Gemlik Körfezi'nin kıyısından başlamak üzere yoğun olarak görülen ve bazıları ciddi irilikte olan denizanaları balıkçıların kabusu oldu. Müsilajdan kurtulmaya çalışırken bu kez denizanası kabusuyla yüz yüze gelen balıkçılar, Marmara Denizi'nde avlanmanın giderek zorlaştığından yakınıyor.
Gemlik Su Ürünleri Kooperatifi Başkan Vekili Kadir Aksu, ilkbaharda müsilaj nedeniyle denize hiç açılamadıklarını belirterek, müsilajın bitmesiyle bu kez yoğun olarak deniz anası görülmeye başlandığını anlattı. Son 10 yıldır böyle bir yoğunluk görmediklerini dile getiren Aksu, "Denize bu sefer denizanası yüzünden ağ atamayacağız. Ağları patlatıyor ve ayrıca fiziki olarak da kollara yüzünüze gelince inanılmaz yakıyor, acı veriyor" dedi.

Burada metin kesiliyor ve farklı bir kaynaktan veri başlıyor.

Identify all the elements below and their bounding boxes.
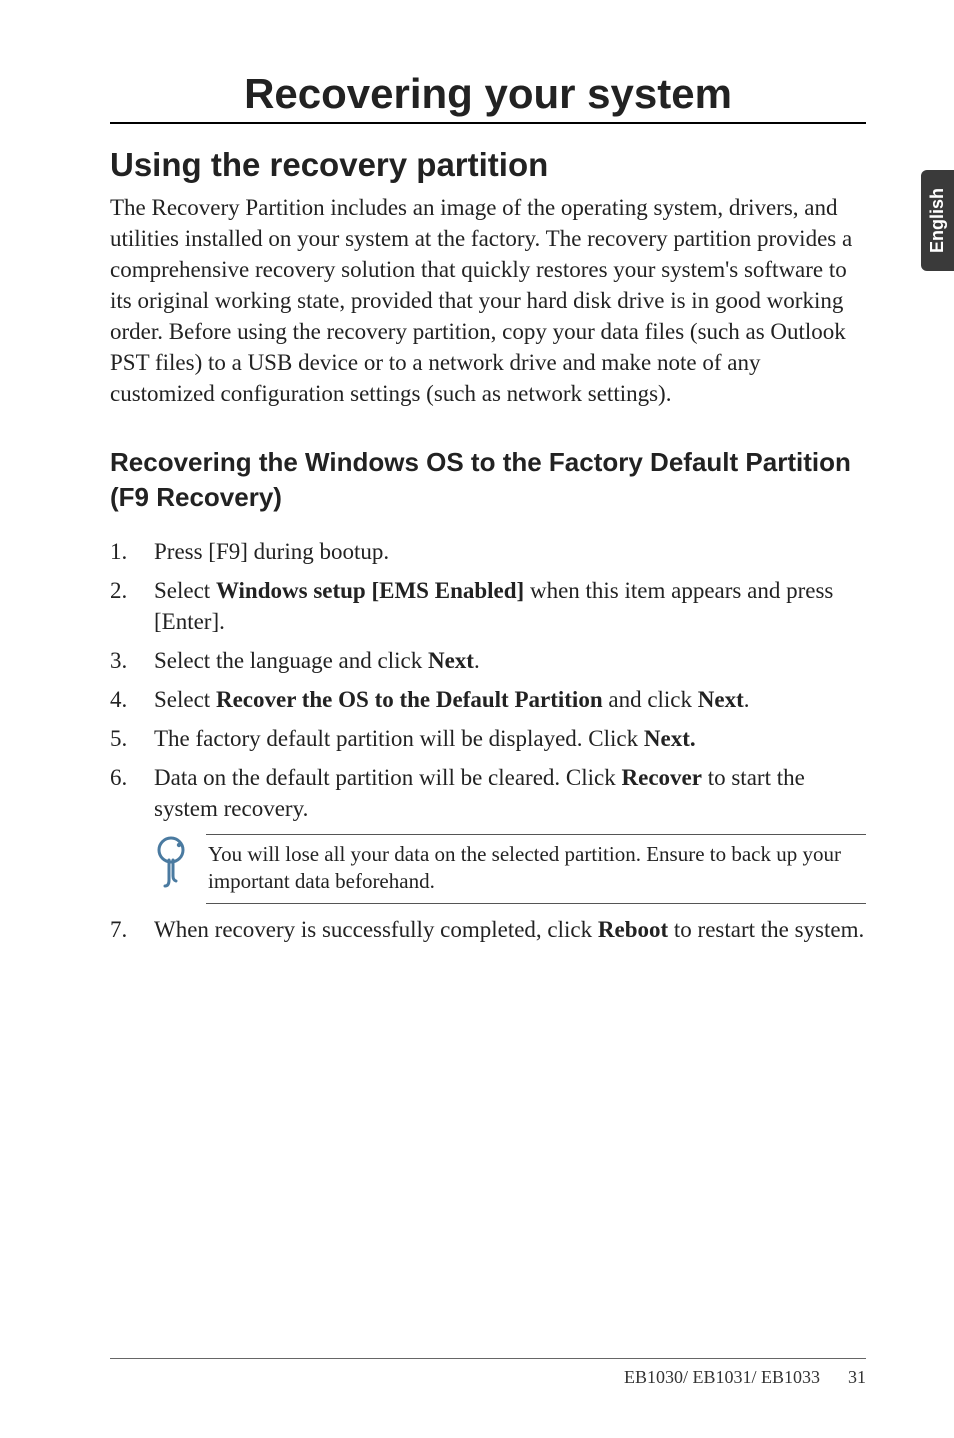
step-text: Select: [154, 687, 216, 712]
language-tab: English: [921, 170, 954, 271]
step-bold: Reboot: [598, 917, 668, 942]
step-text: Data on the default partition will be cl…: [154, 765, 622, 790]
note-text: You will lose all your data on the selec…: [206, 834, 866, 905]
step-text: Press [F9] during bootup.: [154, 539, 389, 564]
step-text: Select the language and click: [154, 648, 428, 673]
step-bold: Recover: [622, 765, 702, 790]
page-footer: EB1030/ EB1031/ EB1033 31: [110, 1358, 866, 1388]
step-text: to restart the system.: [668, 917, 864, 942]
step-1: Press [F9] during bootup.: [110, 536, 866, 567]
step-text: The factory default partition will be di…: [154, 726, 644, 751]
step-6: Data on the default partition will be cl…: [110, 762, 866, 824]
step-3: Select the language and click Next.: [110, 645, 866, 676]
footer-model: EB1030/ EB1031/ EB1033: [624, 1367, 820, 1388]
subsection-title: Recovering the Windows OS to the Factory…: [110, 445, 866, 515]
page-content: Recovering your system Using the recover…: [0, 0, 954, 946]
step-text: and click: [603, 687, 698, 712]
step-bold: Recover the OS to the Default Partition: [216, 687, 603, 712]
note-icon: [154, 836, 188, 893]
step-text: Select: [154, 578, 216, 603]
steps-list-continued: When recovery is successfully completed,…: [110, 914, 866, 945]
step-bold: Next.: [644, 726, 696, 751]
step-bold: Next: [428, 648, 474, 673]
note-callout: You will lose all your data on the selec…: [154, 834, 866, 905]
step-bold: Windows setup [EMS Enabled]: [216, 578, 524, 603]
section-title: Using the recovery partition: [110, 146, 866, 184]
step-text: .: [744, 687, 750, 712]
steps-list: Press [F9] during bootup. Select Windows…: [110, 536, 866, 824]
section-body: The Recovery Partition includes an image…: [110, 192, 866, 409]
step-bold: Next: [698, 687, 744, 712]
step-7: When recovery is successfully completed,…: [110, 914, 866, 945]
chapter-title: Recovering your system: [110, 70, 866, 124]
step-4: Select Recover the OS to the Default Par…: [110, 684, 866, 715]
step-text: When recovery is successfully completed,…: [154, 917, 598, 942]
footer-page-number: 31: [848, 1367, 866, 1388]
step-text: .: [474, 648, 480, 673]
step-2: Select Windows setup [EMS Enabled] when …: [110, 575, 866, 637]
step-5: The factory default partition will be di…: [110, 723, 866, 754]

"Müsilaj bitti derken deniz anası kabusu başladı" diyen Aksu, şunları söyledi:
"Denizanası denizde olabiliyor ama olması gerekenin 10 katı belki de daha fazla. Denize girme imkanınız bile yok. 10 metrekare alanda 20-30 deniz anası var. Bunu bir ağın 300 metre olduğunu düşünün yüzlerce denizanası nasıl kaldıracaksınız? Vücuda da çok zararı var, balıkçılar uzak duruyor ama onlar bizden uzak durmuyor. Karadeniz, Ege gibi açık denizlerde dağılıyor ama Gemlik, İzmit gibi körfezlerde denizanası bizi çok zorluyor."

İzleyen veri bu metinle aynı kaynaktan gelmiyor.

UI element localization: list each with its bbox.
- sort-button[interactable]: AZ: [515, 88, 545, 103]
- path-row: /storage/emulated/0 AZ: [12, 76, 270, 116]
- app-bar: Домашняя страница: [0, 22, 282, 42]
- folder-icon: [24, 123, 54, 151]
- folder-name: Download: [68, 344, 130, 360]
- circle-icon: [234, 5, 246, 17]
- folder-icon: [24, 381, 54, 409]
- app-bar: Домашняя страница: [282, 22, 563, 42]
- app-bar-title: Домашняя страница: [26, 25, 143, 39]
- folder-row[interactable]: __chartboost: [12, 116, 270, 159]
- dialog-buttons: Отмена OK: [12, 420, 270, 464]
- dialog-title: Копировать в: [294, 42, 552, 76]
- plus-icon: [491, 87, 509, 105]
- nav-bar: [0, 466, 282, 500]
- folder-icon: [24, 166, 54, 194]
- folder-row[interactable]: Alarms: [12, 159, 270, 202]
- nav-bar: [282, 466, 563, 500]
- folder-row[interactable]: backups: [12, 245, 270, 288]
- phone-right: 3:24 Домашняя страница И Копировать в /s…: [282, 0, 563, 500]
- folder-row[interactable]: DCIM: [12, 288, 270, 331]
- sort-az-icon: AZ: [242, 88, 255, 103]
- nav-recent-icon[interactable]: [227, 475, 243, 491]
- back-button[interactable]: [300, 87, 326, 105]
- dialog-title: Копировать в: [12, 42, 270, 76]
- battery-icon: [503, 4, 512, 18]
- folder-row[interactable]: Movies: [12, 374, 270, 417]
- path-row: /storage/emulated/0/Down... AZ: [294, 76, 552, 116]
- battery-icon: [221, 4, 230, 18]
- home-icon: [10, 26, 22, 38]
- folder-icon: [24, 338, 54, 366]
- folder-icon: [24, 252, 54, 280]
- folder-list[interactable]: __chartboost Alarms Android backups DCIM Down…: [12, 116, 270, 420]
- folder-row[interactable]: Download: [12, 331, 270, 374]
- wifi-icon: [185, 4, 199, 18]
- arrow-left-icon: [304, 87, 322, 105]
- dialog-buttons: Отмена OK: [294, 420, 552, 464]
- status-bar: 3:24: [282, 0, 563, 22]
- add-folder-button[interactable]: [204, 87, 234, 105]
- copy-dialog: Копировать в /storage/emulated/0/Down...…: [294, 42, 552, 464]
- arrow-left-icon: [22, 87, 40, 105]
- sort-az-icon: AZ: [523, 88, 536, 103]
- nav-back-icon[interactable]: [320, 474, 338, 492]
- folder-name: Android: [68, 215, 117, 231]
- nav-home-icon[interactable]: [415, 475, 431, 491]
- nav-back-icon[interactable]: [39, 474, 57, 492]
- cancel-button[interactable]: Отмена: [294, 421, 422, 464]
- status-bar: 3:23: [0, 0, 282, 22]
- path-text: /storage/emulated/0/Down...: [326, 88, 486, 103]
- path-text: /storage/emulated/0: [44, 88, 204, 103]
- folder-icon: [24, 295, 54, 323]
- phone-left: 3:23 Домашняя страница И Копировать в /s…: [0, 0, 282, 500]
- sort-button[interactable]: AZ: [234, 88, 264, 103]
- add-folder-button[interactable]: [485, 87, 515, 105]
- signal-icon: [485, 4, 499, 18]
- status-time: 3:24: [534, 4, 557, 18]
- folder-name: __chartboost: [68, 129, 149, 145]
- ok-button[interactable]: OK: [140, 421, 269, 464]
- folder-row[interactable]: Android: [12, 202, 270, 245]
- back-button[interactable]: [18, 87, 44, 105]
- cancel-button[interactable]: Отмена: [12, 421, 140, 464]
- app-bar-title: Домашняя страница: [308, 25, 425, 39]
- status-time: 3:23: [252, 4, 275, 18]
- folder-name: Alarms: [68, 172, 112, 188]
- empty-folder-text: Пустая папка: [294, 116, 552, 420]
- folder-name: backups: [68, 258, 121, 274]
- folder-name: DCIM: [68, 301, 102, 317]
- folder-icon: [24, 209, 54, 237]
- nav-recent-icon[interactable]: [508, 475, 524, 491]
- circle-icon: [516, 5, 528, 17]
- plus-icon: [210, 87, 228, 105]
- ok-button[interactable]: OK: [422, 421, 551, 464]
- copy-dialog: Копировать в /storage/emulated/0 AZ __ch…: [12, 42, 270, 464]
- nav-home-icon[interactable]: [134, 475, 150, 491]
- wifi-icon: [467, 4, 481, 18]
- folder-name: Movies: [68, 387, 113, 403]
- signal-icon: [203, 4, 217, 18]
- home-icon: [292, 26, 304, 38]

Çocukluktan beri denizde olduğunu ve ilk kez bu yoğunlukta denizanasıyla karşılaştığını anlatan Aksu, "Nereye baksanız denizanası var. Ekoljik denge bozuluyor. Özellikle Marmara Denizi'nin kontrol altına alınması gerekiyor." dedi.
Denizde balık olduğunu yatırım yaptıklarını ancak bu sefer denizanası engeliyle karşılaştıklarına dikkati çeken Aksu, "Kasım, Aralık ayına kadar sürerse küçük ölçekli balıkçı kendini çevirecek durumu kalmayacak. Müsilaj için destek verilecek ama bunun gerçekten bize faydası olacak boyutta olması gerekiyor. Kredi çekmek istiyoruz kredi alamıyoruz. Müsilaj tekrar ortaya çıkabilir. Ne yapacağımızı şaşırdık. En yiyisi Marmara Denizi'ni balıkçıya kapatalım gitsin." diye konuştu.
"Denizanasının yumurtasını yiyecek balıkları avlayan biziz"
Marmara Denizi Eylem Planı Bilim ve Teknik Kurulu Üyesi Prof. Dr. Mustafa Sarı ise bir taraftan deniz suyu sıcaklıklarının rekor kırdığını yani denizlerin ısındığını, öte yandan da hız kesmeden denizlerin kirletildiğini vurgulayarak, şunları kaydetti:
"Yani denizin azot ve fosfor yükü artıyor. Buna bağlı olarak plankton patlamaları yaşanıyor. Bu durum denizanaları gibi türler için ideal üreme, çoğalma fırsatı sunuyor. Denizanalarının popülasyonunu kontrol edecek büyük balıkları ise çoktan avladık. Marmara'da avlanan toplam balığın yüzde 90'ı hamsi, istavrit, sardalya gibi küçük pelajikler. Yani büyük balık kalmadı Marmara'da. Özetle denizle kurduğumuz yanlış ilişki devam ediyor. Burada ana faktör deniz suyu sıcaklıklarının artışı gibi gözükse de aslında suçlu biziz. Kontrol edemediğimiz iklime suçu atarak kendimizi temize çıkarma denemeleri boşuna. Çünkü kirleten biziz. Denizanası için ortamı uygun hale getiren biziz. Denizanasını, yumurtasını, larvasını yiyerek popülasyonunu azaltacak balıkları avlayan biziz."
Çarenin denizle kurulan yanlış ilişkiyi düzeltmek olduğunu belirten Aksu, "Bir litre bile atık suyu arıtmadan denize bırakmamalıyız. Marmara Denizi özel, kırılgan ve müsilaj yüzünden ağır yaralı bir deniz şu anda. Ekosistem esaslı balıkçılık yönetimi uygulamalarına geçmek zorundayız bütün denizlerimizde. Belli boydan büyük teknelerin, ağların Marmara'da kullanılmasını sınırlandırmamız lazım. Deniz kirliliğini ve avcılığı kontrol altına aldığımızda denizanası popülasyonları kendiliğinden azalıp, dengeye gelecektir." dedi.